One matter should be mentioned in case it may be thought that I have overlooked it; and that is the fact that one of the next-of-kin, the testator's daughter Marjorie Joan Washington, who is also named in the Will, is a minor. The remaining next-of-kin (she also are the other persons who benefit under the Will of the testator) are sui juris and have either made, or consented to, this application – the consents being on the file. There is no consent filed on behalf of Marjorie Joan Washington. It is, of course, desirable and proper, when any of the persons interested are not sui juris, that a proceeding of this kind should be in solemn form. But I do not feel disposed to put the parties or the estate to that expense in this case, for the following reasons. Even if Marjorie Joan were represented, I think it exceedingly improbable that I should arrive at a different finding from the one I have reached, viz., that the substantial testamentary dispositions of the testator by his duly executed and unrevoked Will are known. Those dispositions seem to me to have great probability and include a gift of the remainder of KABAIRA Plantation to the two youngest children, Desmond John and Marjorie Joan, in equal shares. Incidentally, Desmond John, who is sui juris, appears satisfied with this disposition for he has consented to this application. Marjorie Joan, according to the affidavit of her mother, is living with her mother. In all these circumstances, a direction for proof in solemn form seems to me unwarranted in this case and would entail much expense without, as far as can be seen, affecting the matter in the slightest.

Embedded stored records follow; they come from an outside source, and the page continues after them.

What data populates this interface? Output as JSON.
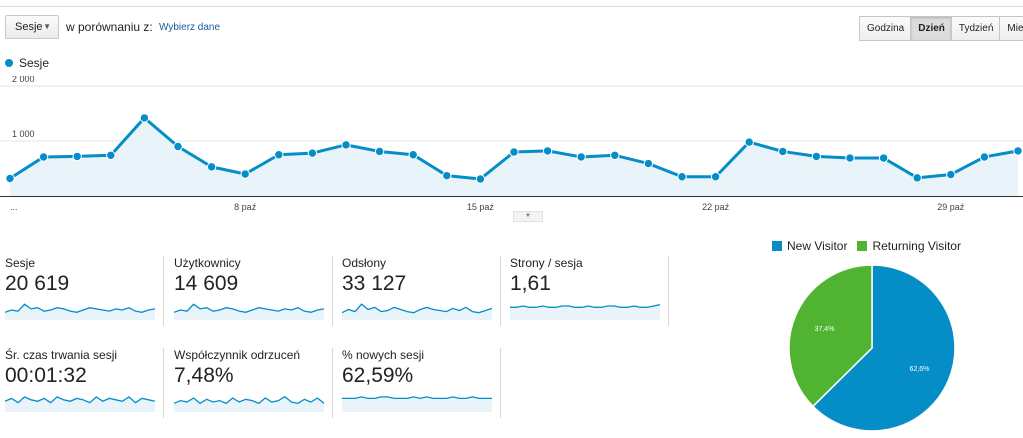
{
  "toolbar": {
    "metric_select": "Sesje",
    "compare_label": "w porównaniu z:",
    "compare_link": "Wybierz dane",
    "periods": [
      "Godzina",
      "Dzień",
      "Tydzień",
      "Miesi"
    ],
    "active_period": "Dzień"
  },
  "chart_data": [
    {
      "type": "area",
      "series": [
        {
          "name": "Sesje",
          "color": "#058dc7",
          "values": [
            320,
            710,
            720,
            740,
            1420,
            900,
            530,
            400,
            750,
            780,
            930,
            810,
            750,
            370,
            310,
            800,
            820,
            710,
            740,
            590,
            350,
            350,
            980,
            810,
            720,
            690,
            690,
            330,
            390,
            710,
            820
          ]
        }
      ],
      "y_ticks": [
        "1 000",
        "2 000"
      ],
      "y_tick_values": [
        1000,
        2000
      ],
      "ylim": [
        0,
        2000
      ],
      "x_tick_labels": [
        "...",
        "8 paź",
        "15 paź",
        "22 paź",
        "29 paź"
      ],
      "x_tick_index": [
        0,
        7,
        14,
        21,
        28
      ],
      "grid": true
    },
    {
      "type": "pie",
      "labels": [
        "New Visitor",
        "Returning Visitor"
      ],
      "values": [
        62.6,
        37.4
      ],
      "value_labels": [
        "62,6%",
        "37,4%"
      ],
      "colors": [
        "#058dc7",
        "#50b432"
      ],
      "legend": "top"
    }
  ],
  "tiles": [
    {
      "label": "Sesje",
      "value": "20 619",
      "spark": [
        5,
        7,
        6,
        12,
        8,
        9,
        6,
        7,
        9,
        8,
        6,
        5,
        7,
        9,
        8,
        7,
        6,
        8,
        7,
        9,
        6,
        5,
        7,
        8
      ]
    },
    {
      "label": "Użytkownicy",
      "value": "14 609",
      "spark": [
        5,
        7,
        6,
        12,
        8,
        9,
        6,
        7,
        9,
        8,
        6,
        5,
        7,
        9,
        8,
        7,
        6,
        8,
        7,
        9,
        6,
        5,
        7,
        8
      ]
    },
    {
      "label": "Odsłony",
      "value": "33 127",
      "spark": [
        5,
        8,
        6,
        13,
        8,
        10,
        6,
        7,
        10,
        8,
        6,
        5,
        8,
        10,
        8,
        7,
        6,
        9,
        7,
        10,
        6,
        5,
        7,
        9
      ]
    },
    {
      "label": "Strony / sesja",
      "value": "1,61",
      "spark": [
        8,
        8,
        9,
        8,
        8,
        9,
        8,
        8,
        9,
        9,
        8,
        8,
        9,
        8,
        8,
        9,
        9,
        8,
        8,
        9,
        8,
        8,
        9,
        10
      ]
    },
    {
      "label": "Śr. czas trwania sesji",
      "value": "00:01:32",
      "spark": [
        6,
        8,
        5,
        9,
        7,
        6,
        8,
        5,
        9,
        7,
        6,
        8,
        7,
        5,
        9,
        6,
        8,
        7,
        6,
        9,
        5,
        8,
        7,
        6
      ]
    },
    {
      "label": "Współczynnik odrzuceń",
      "value": "7,48%",
      "spark": [
        5,
        7,
        6,
        9,
        5,
        8,
        6,
        7,
        5,
        9,
        6,
        8,
        7,
        5,
        9,
        6,
        7,
        10,
        6,
        5,
        8,
        6,
        9,
        5
      ]
    },
    {
      "label": "% nowych sesji",
      "value": "62,59%",
      "spark": [
        8,
        8,
        8,
        9,
        8,
        8,
        9,
        9,
        8,
        8,
        8,
        9,
        8,
        9,
        8,
        8,
        8,
        9,
        8,
        8,
        9,
        8,
        8,
        8
      ]
    }
  ]
}
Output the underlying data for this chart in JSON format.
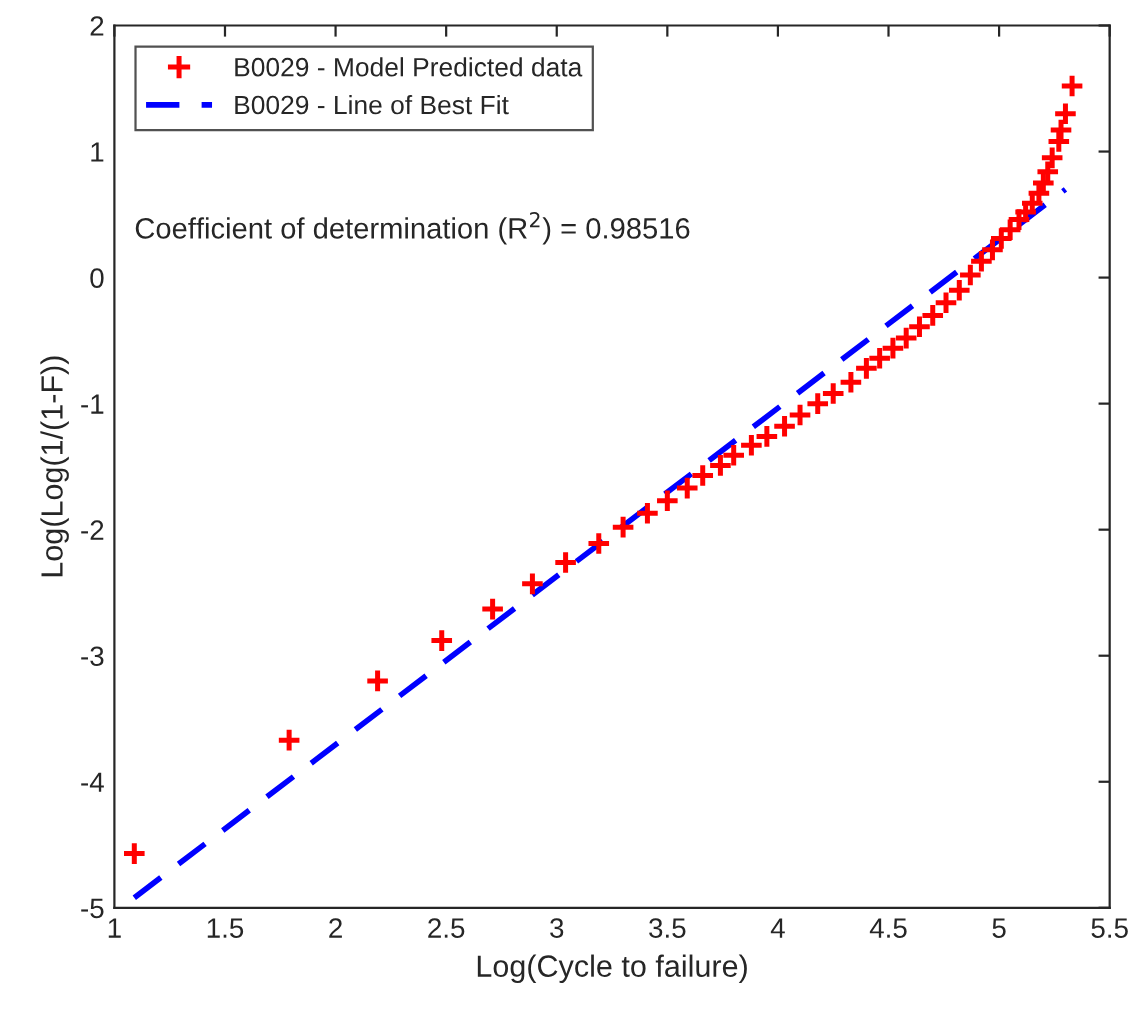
{
  "chart_data": {
    "type": "scatter",
    "xlabel": "Log(Cycle to failure)",
    "ylabel": "Log(Log(1/(1-F))",
    "annotations": [
      "Coefficient of determination (R$^{2}$) = 0.98516"
    ],
    "series": [
      {
        "name": "B0029 - Model Predicted data",
        "color": "#ff0000",
        "marker": "cross",
        "x": [
          1.09,
          1.79,
          2.19,
          2.48,
          2.71,
          2.89,
          3.04,
          3.19,
          3.3,
          3.41,
          3.5,
          3.59,
          3.66,
          3.74,
          3.8,
          3.88,
          3.95,
          4.03,
          4.1,
          4.18,
          4.25,
          4.33,
          4.4,
          4.46,
          4.52,
          4.58,
          4.64,
          4.7,
          4.76,
          4.82,
          4.87,
          4.92,
          4.97,
          5.01,
          5.05,
          5.09,
          5.12,
          5.15,
          5.18,
          5.2,
          5.22,
          5.24,
          5.27,
          5.28,
          5.3,
          5.33
        ],
        "values": [
          -4.57,
          -3.67,
          -3.2,
          -2.88,
          -2.63,
          -2.43,
          -2.26,
          -2.11,
          -1.98,
          -1.87,
          -1.77,
          -1.67,
          -1.57,
          -1.49,
          -1.41,
          -1.33,
          -1.26,
          -1.18,
          -1.09,
          -1.0,
          -0.92,
          -0.83,
          -0.72,
          -0.64,
          -0.56,
          -0.48,
          -0.39,
          -0.3,
          -0.2,
          -0.1,
          0.02,
          0.13,
          0.22,
          0.31,
          0.38,
          0.46,
          0.52,
          0.59,
          0.67,
          0.75,
          0.84,
          0.95,
          1.08,
          1.17,
          1.3,
          1.52
        ]
      },
      {
        "name": "B0029 - Line of Best Fit",
        "type": "line",
        "color": "#0000ff",
        "line_style": "dashed",
        "marker": "none",
        "x": [
          1.09,
          5.3
        ],
        "values": [
          -4.92,
          0.7
        ]
      }
    ],
    "xlim": [
      1,
      5.5
    ],
    "xticks": [
      1,
      1.5,
      2,
      2.5,
      3,
      3.5,
      4,
      4.5,
      5,
      5.5
    ],
    "ylim": [
      -5,
      2
    ],
    "yticks": [
      -5,
      -4,
      -3,
      -2,
      -1,
      0,
      1,
      2
    ],
    "grid": false,
    "legend": "top left"
  }
}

For the reasons given in this judgment, I therefore direct and order that the Registrar may grant probate to George Washington and William Alder Washington, sons of the deceased, to administer the real and personal estate of the deceased in accordance with the substance of the Will of the deceased as set out in the affidavits of George Washington, William Alder Washington, and Marjorie Ann Washington, respectively sworn on the 12th October, 1946, the 12th October, 1946, and the 25th June, 1946 and all described as affidavits "as to the execution and to contents of Will," limited until such time as the Will, or more authenticated evidence of it, be brought into the Registry.


(As already mentioned there appears to be an intestacy as to about £2, 970.)